Reputation: 33
I have a large text and the aim is to select all 10-character strings for which the first character is a letter and the last character is a digit.
I am a python rookie and what I managed to achieve is to find all 10-character strings:
ten_char = re.findall(r"\D(\w{10})\D", pdfdoc)
Question is how can I put together my other conditions: apart from a 10-character string, I am looking for one where the first character is a letter and the last character is a digit.
Suggestions appreciated!
Upvotes: 3
Views: 442
Reputation: 33
thank you very much for a great discussion and interesting suggestions. Very first post on stack overflow, but wow...what a community you are!
In fact, using:
r'\b([a-zA-Z]\S{8}\d)'
solved my problem very nicely. Really appreciated all your comments.
Upvotes: 0
Reputation: 103864
If I understand it, do:
r'\b([a-zA-Z]\S{8}\d)\b'
Python demo:
>>> import re
>>> txt="""\
... Should match:
... a123456789 aA34567s89 zzzzzzzer9
...
... Not match:
... 1123456789 aA34567s8a zzzzzzer9 zzzxzzzze99"""
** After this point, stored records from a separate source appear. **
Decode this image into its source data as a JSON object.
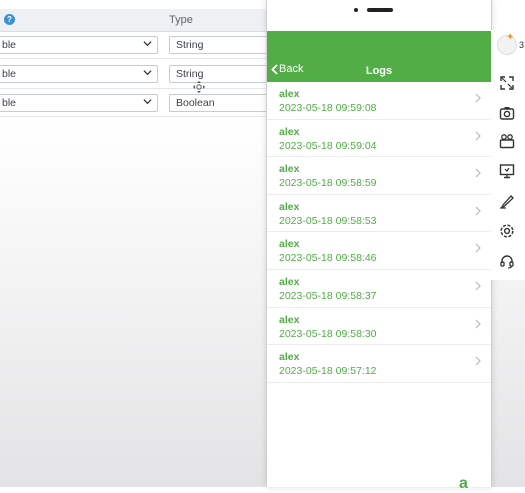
{
  "editor": {
    "help_glyph": "?",
    "type_header": "Type",
    "rows": [
      {
        "field_value": "ble",
        "type": "String"
      },
      {
        "field_value": "ble",
        "type": "String"
      },
      {
        "field_value": "ble",
        "type": "Boolean"
      }
    ]
  },
  "phone": {
    "nav": {
      "back_label": "Back",
      "title": "Logs"
    },
    "logs": [
      {
        "user": "alex",
        "time": "2023-05-18 09:59:08"
      },
      {
        "user": "alex",
        "time": "2023-05-18 09:59:04"
      },
      {
        "user": "alex",
        "time": "2023-05-18 09:58:59"
      },
      {
        "user": "alex",
        "time": "2023-05-18 09:58:53"
      },
      {
        "user": "alex",
        "time": "2023-05-18 09:58:46"
      },
      {
        "user": "alex",
        "time": "2023-05-18 09:58:37"
      },
      {
        "user": "alex",
        "time": "2023-05-18 09:58:30"
      },
      {
        "user": "alex",
        "time": "2023-05-18 09:57:12"
      }
    ],
    "bottom_glyph": "a"
  },
  "toolbar": {
    "edge_label": "3",
    "icons": [
      "avatar-icon",
      "fullscreen-icon",
      "screenshot-icon",
      "record-icon",
      "screen-cast-icon",
      "draw-icon",
      "settings-icon",
      "support-icon"
    ]
  },
  "colors": {
    "accent": "#52ad47",
    "nav_text": "#ffffff"
  }
}
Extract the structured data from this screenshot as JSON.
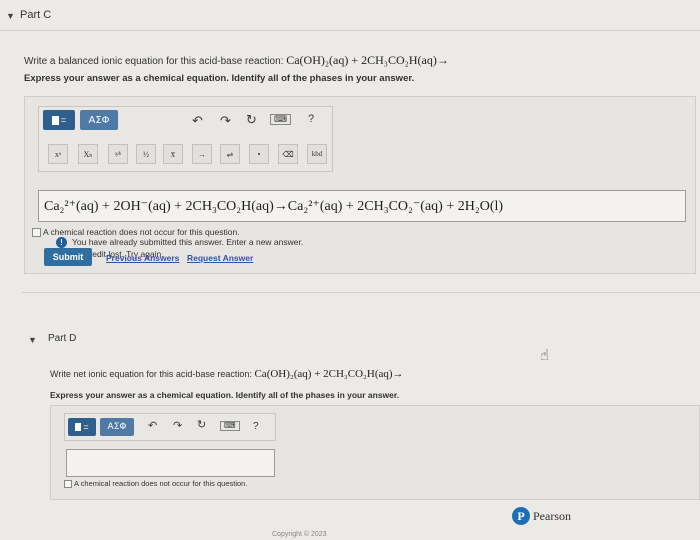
{
  "partC": {
    "caret": "▼",
    "title": "Part C",
    "question_prefix": "Write a balanced ionic equation for this acid-base reaction:",
    "question_formula": "Ca(OH)₂(aq) + 2CH₃CO₂H(aq)→",
    "instructions": "Express your answer as a chemical equation. Identify all of the phases in your answer.",
    "toolbar": {
      "greek_label": "ΑΣΦ",
      "help_label": "?",
      "symbols": [
        "xᵃ",
        "Xₕ",
        "ᵃ⁄ᵇ",
        "½",
        "x̅",
        "→",
        "⇌",
        "•",
        "⌫",
        "kbd"
      ]
    },
    "answer_value": "Ca₂²⁺(aq) + 2OH⁻(aq) + 2CH₃CO₂H(aq)→Ca₂²⁺(aq) + 2CH₃CO₂⁻(aq) + 2H₂O(l)",
    "no_reaction_label": "A chemical reaction does not occur for this question.",
    "feedback_line1": "You have already submitted this answer. Enter a new answer.",
    "feedback_line2": "No credit lost. Try again.",
    "submit_label": "Submit",
    "previous_answers_label": "Previous Answers",
    "request_answer_label": "Request Answer"
  },
  "partD": {
    "caret": "▼",
    "title": "Part D",
    "question_prefix": "Write net ionic equation for this acid-base reaction:",
    "question_formula": "Ca(OH)₂(aq) + 2CH₃CO₂H(aq)→",
    "instructions": "Express your answer as a chemical equation. Identify all of the phases in your answer.",
    "toolbar": {
      "greek_label": "ΑΣΦ",
      "help_label": "?"
    },
    "answer_value": "",
    "no_reaction_label": "A chemical reaction does not occur for this question."
  },
  "footer": {
    "brand": "Pearson",
    "logo_letter": "P",
    "copyright": "Copyright © 2023"
  },
  "icons": {
    "cursor": "hand-pointer-icon",
    "info": "info-icon"
  },
  "colors": {
    "accent": "#2f6e9e",
    "template_button": "#2f5f8d",
    "link": "#2a57a0"
  }
}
>>> re.findall(r'\b([a-zA-Z]\S{8}\d)\b', txt)
['a123456789', 'aA34567s89', 'zzzzzzzer9']
Upvotes: 1
Reputation: 9381
([a-z].{8}[0-9])
Will ask for 1 alphabetical char, 8 other character and finally 1 number.
JS Demo
var re = /([a-z].{8}[0-9])/gi;
var str = 'Aasdf23423423423423423b423423423423423';
var m;
while ((m = re.exec(str)) !== null) {
if (m.index === re.lastIndex) {
re.lastIndex++;
}
console.log(m[0]);
}
https://regex101.com/r/gI8jZ4/1
Upvotes: 2
Reputation: 6348
I wouldn't use regex for this. Regular string manipulation is more clear in my opinion (though I haven't tested the following code).
def get_useful_words(filename):
with open(filename, 'r') as file:
for line in file:
for word in line.split():
if len(word) == 10 and word[0].isalpha() and word[-1].isdigit():
yield word
for useful_word in get_useful_words('tmp.txt'):
print(useful_word)
Upvotes: 0